There are no binary-safe alternatives for other string functions like strstr (find substring), strlen (string length) or strtok (split string by delimiter).
Common pitfalls
Now that the string basics are covered, let's go over a few pitfalls when using strings in C.
Unicode
Strings in C can print the 128 characters defined in the ASCII table, but modern text needs to support way more than 128 characters for special symbols, language signs and even additions like emojis. Therefore, modern text will use unicode text encoding, where multiple bytes form a single character. Typically, you will see UTF-8, which is backward-compatible with ASCII.
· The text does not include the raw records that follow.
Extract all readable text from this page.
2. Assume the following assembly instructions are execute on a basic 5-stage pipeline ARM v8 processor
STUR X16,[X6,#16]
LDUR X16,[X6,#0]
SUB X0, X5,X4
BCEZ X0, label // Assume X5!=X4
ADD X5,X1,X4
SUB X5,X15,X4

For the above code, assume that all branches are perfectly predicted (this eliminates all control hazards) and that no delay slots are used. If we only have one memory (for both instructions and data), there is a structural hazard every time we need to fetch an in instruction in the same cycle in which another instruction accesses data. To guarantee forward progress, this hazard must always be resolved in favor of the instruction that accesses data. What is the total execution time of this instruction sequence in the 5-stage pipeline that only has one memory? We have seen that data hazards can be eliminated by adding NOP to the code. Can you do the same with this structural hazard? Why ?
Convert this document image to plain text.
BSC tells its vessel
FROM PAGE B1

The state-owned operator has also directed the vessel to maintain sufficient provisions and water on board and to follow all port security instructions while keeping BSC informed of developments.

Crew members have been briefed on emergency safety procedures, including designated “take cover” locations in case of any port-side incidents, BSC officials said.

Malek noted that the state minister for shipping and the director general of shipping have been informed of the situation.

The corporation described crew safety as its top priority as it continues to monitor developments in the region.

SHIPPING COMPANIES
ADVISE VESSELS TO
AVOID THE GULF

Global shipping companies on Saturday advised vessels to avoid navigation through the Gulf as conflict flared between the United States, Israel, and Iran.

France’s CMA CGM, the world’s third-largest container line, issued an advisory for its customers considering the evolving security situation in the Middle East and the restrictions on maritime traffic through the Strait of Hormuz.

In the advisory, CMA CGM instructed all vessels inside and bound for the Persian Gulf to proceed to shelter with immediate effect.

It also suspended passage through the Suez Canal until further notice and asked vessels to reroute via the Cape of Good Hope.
You cannot rely on functions like strlen/strnlen to compute the character count of a string, only the byte count.
Here is a quick example:
char *s = "Ä";
size_t len = strlen(s);
printf("%d", len); // prints 2, as "Ä" requires 2 bytes of storage in UTF-8Since most C programs will not need to interpret text encodings (aka know the number of characters in it), normal C string handling is fine even for unicode strings. But as soon as you do need to know character count, you will have to parse unicode sequences properly.
Modifying vs allocating string functions
The only functions in string.h that allocates new heap memory are strdup/strndup. Every other function returning a char* instead provides a pointer into the char array passed as an argument (strstr,strtok etc).
Functions that do not modify the original string will accept it as const char*, any string function not specifying a string argument as const will modify it in place. This is even true for functions like strtok which return a char*, as it also replaces the delimiters in the original string with null bytes.
Const is not a guarantee outside string.h
Passing strings around as const char* by convention means the function won't modify the string, but beware that this is not guaranteed for third-party code. It is perfectly possible to cast a const char* back into a char* and modify it anyway if the programmer chooses. The standard library functions will not do this, but third-party libraries providing opaque structs often do.